Considerations for creating an AI Policy
How you create an AI policy, as well as what you cover in it, is going to be highly dependent on what your organization’s needs are. Unfortunately, there is no “one size fits all” approach to AI policies, governance, and training. However, we can offer some considerations based on our experiences creating and implementing policies.
Disclaimer: The thoughts and ideas presented in this course are not to be substituted for legal or ethical advice and are only meant to give you a starting point for gathering information about AI policy and regulations to consider.
An AI policy alone is not enough
It is probably not enough to build only an AI policy. Building an AI support system that makes it possible for the people in your organization to adopt AI in safe and ethical ways is also important. An AI policy support system might include a governance plan describing how new AI use cases will be reviewed and guidance for implementation provided, a clear understanding of the necessary components of your infrastructure to plan to use AI tools on, and training materials that include specific best practices for different types of AI tools and use cases.

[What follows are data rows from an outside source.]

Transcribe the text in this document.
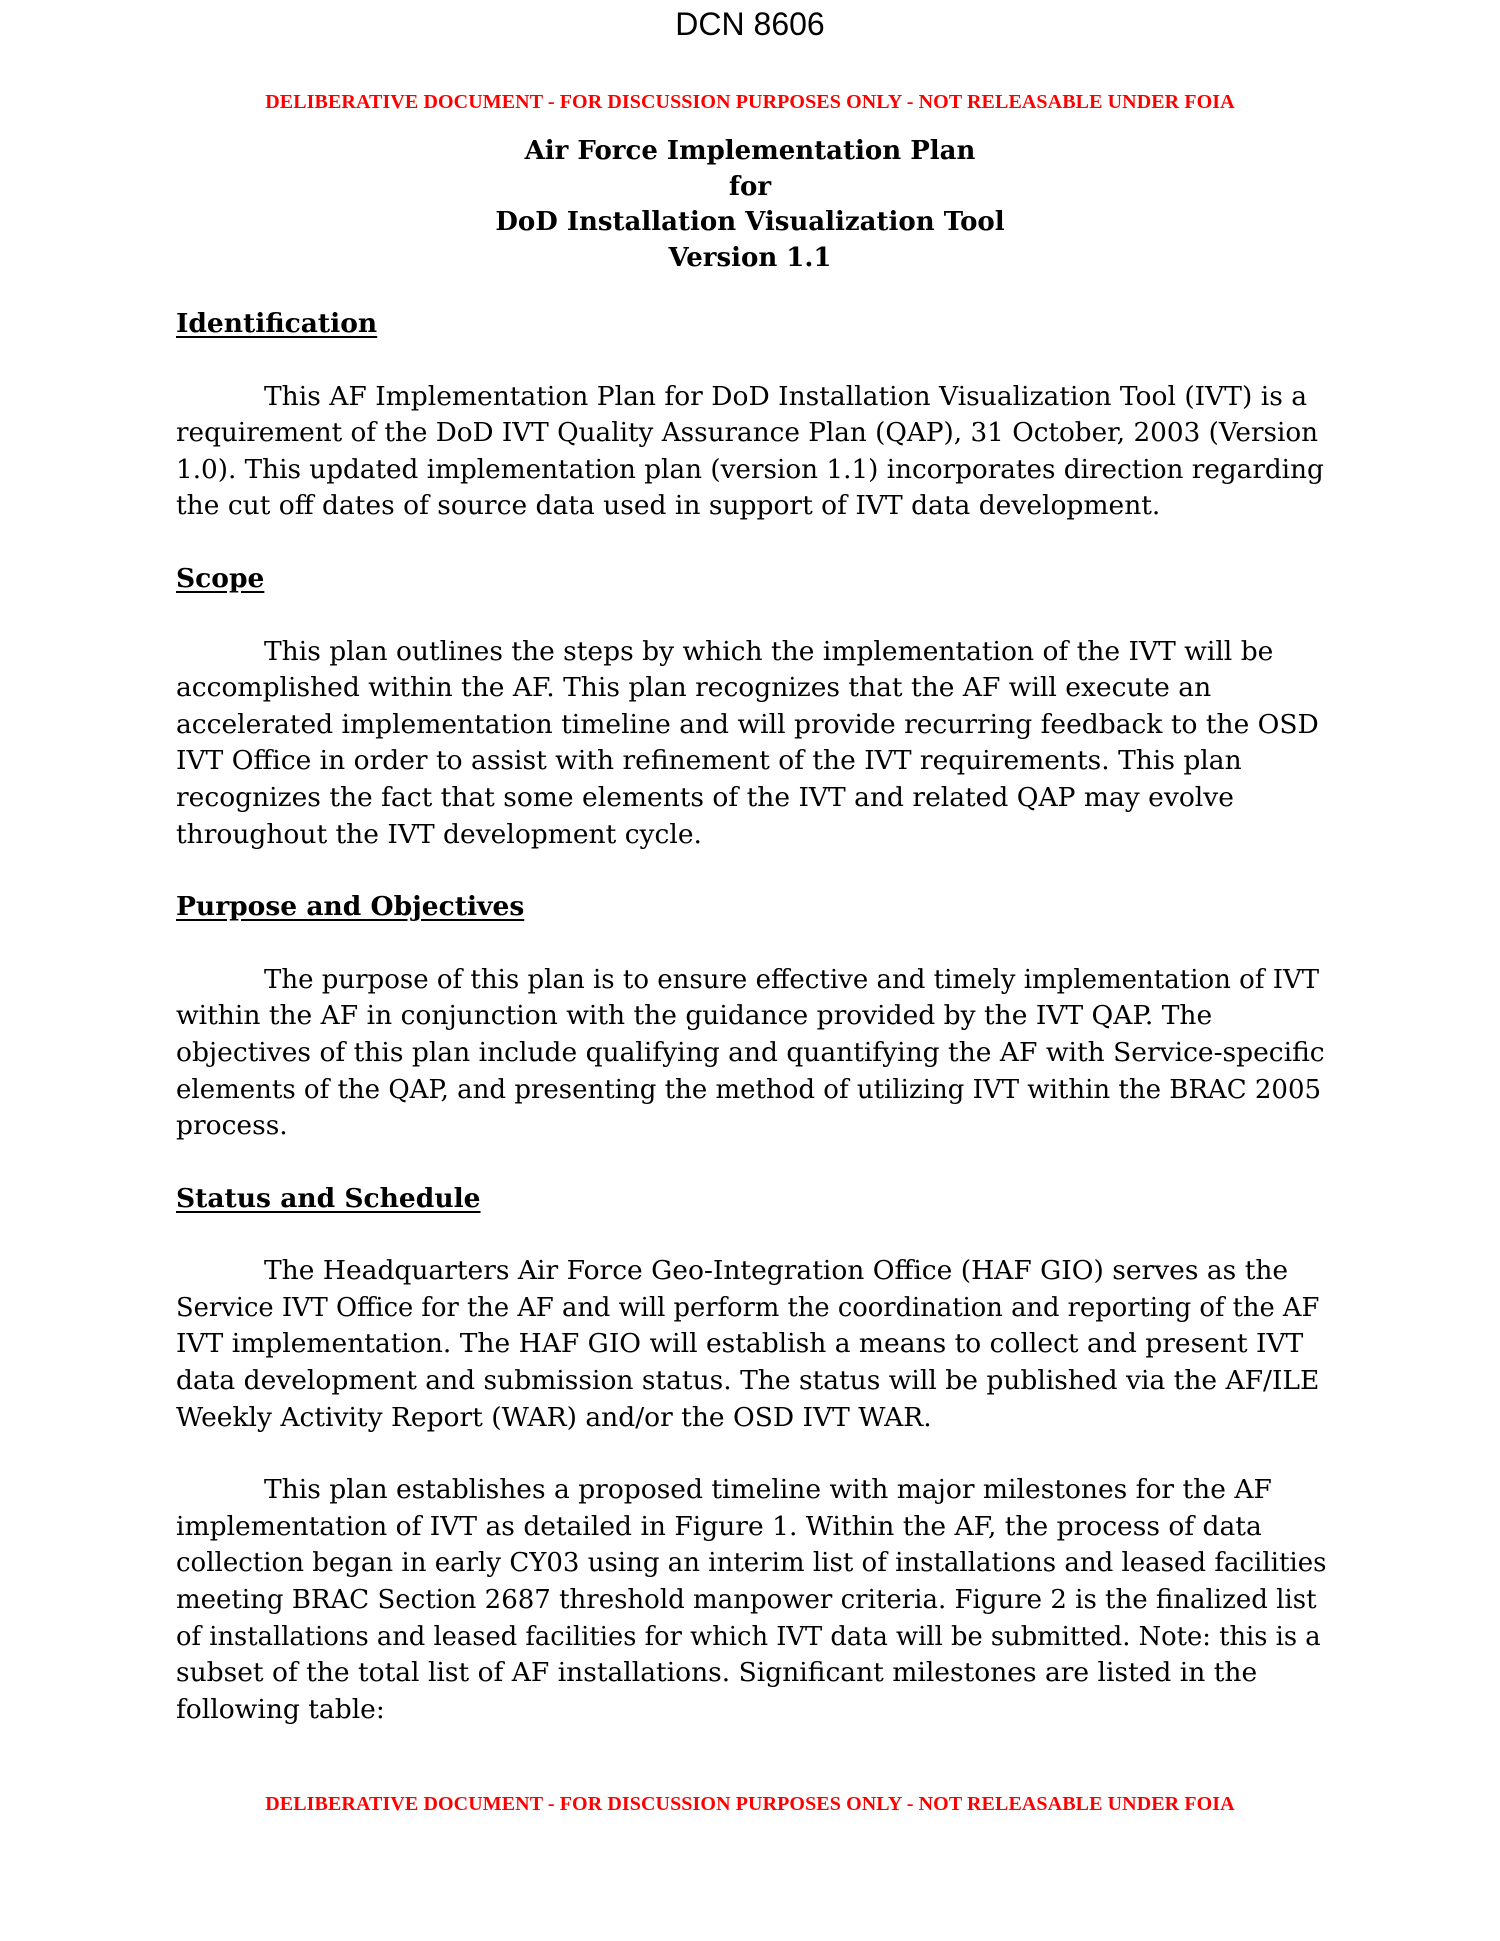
DCN 8606
DELIBERATIVE DOCUMENT - FOR DISCUSSION PURPOSES ONLY - NOT RELEASABLE UNDER FOIA
Air Force Implementation Plan
for
DoD Installation Visualization Tool
Version 1.1
Identification

This AF Implementation Plan for DoD Installation Visualization Tool (IVT) is a
requirement of the DoD IVT Quality Assurance Plan (QAP), 31 October, 2003 (Version
1.0). This updated implementation plan (version 1.1) incorporates direction regarding
the cut off dates of source data used in support of IVT data development.

Scope

This plan outlines the steps by which the implementation of the IVT will be
accomplished within the AF. This plan recognizes that the AF will execute an
accelerated implementation timeline and will provide recurring feedback to the OSD
IVT Office in order to assist with refinement of the IVT requirements. This plan
recognizes the fact that some elements of the IVT and related QAP may evolve
throughout the IVT development cycle.

Purpose and Objectives

The purpose of this plan is to ensure effective and timely implementation of IVT
within the AF in conjunction with the guidance provided by the IVT QAP. The
objectives of this plan include qualifying and quantifying the AF with Service-specific
elements of the QAP, and presenting the method of utilizing IVT within the BRAC 2005
process.

Status and Schedule

The Headquarters Air Force Geo-Integration Office (HAF GIO) serves as the
Service IVT Office for the AF and will perform the coordination and reporting of the AF
IVT implementation. The HAF GIO will establish a means to collect and present IVT
data development and submission status. The status will be published via the AF/ILE
Weekly Activity Report (WAR) and/or the OSD IVT WAR.

This plan establishes a proposed timeline with major milestones for the AF
implementation of IVT as detailed in Figure 1. Within the AF, the process of data
collection began in early CY03 using an interim list of installations and leased facilities
meeting BRAC Section 2687 threshold manpower criteria. Figure 2 is the finalized list
of installations and leased facilities for which IVT data will be submitted. Note: this is a
subset of the total list of AF installations. Significant milestones are listed in the
following table:

DELIBERATIVE DOCUMENT - FOR DISCUSSION PURPOSES ONLY - NOT RELEASABLE UNDER FOIA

Thinking about your AI policy as just the beginning, not the entire thing, can be a way to protect your employees, your organization, and the people you serve.
Get lots of voices weighing in from the beginning
AI systems are being integrated into every aspect of the work environment. Sometimes these tools are very obvious such as when an AI tool is applied to your data to do predictive work. Other times they are less obvious such as when they are integrated into common desktop software as co-pilots or “auto-fill”. You likely need a lot of different people with different perspectives to weigh in to get even close to what you want in terms of a comprehensive AI policy. Limiting policy and governance plan creation to just the Chief Data Officer’s office or the IT department or the legal department might make things faster, but the trade-off is that you are likely only covering a fraction of what you need. At minimum, most organizations probably need representatives from legal, compliance and governance, IT , offices of diversity, equity, inclusion, ethical review, and training.
Creating a meaningful policy and getting the necessary supports put in place is easier when you have people with varied and broad expertise creating the policy from the beginning.
Consider how to keep your guidance agile
The speed at which AI technology is changing is fast enough that creating useful guidelines around its use is difficult. An AI policy requires you to get a diverse set of opinions together and make it cohesive and coherent, and that takes time. The last thing you want to do is create a policy that no longer applies in 3 months when AI systems have changed again.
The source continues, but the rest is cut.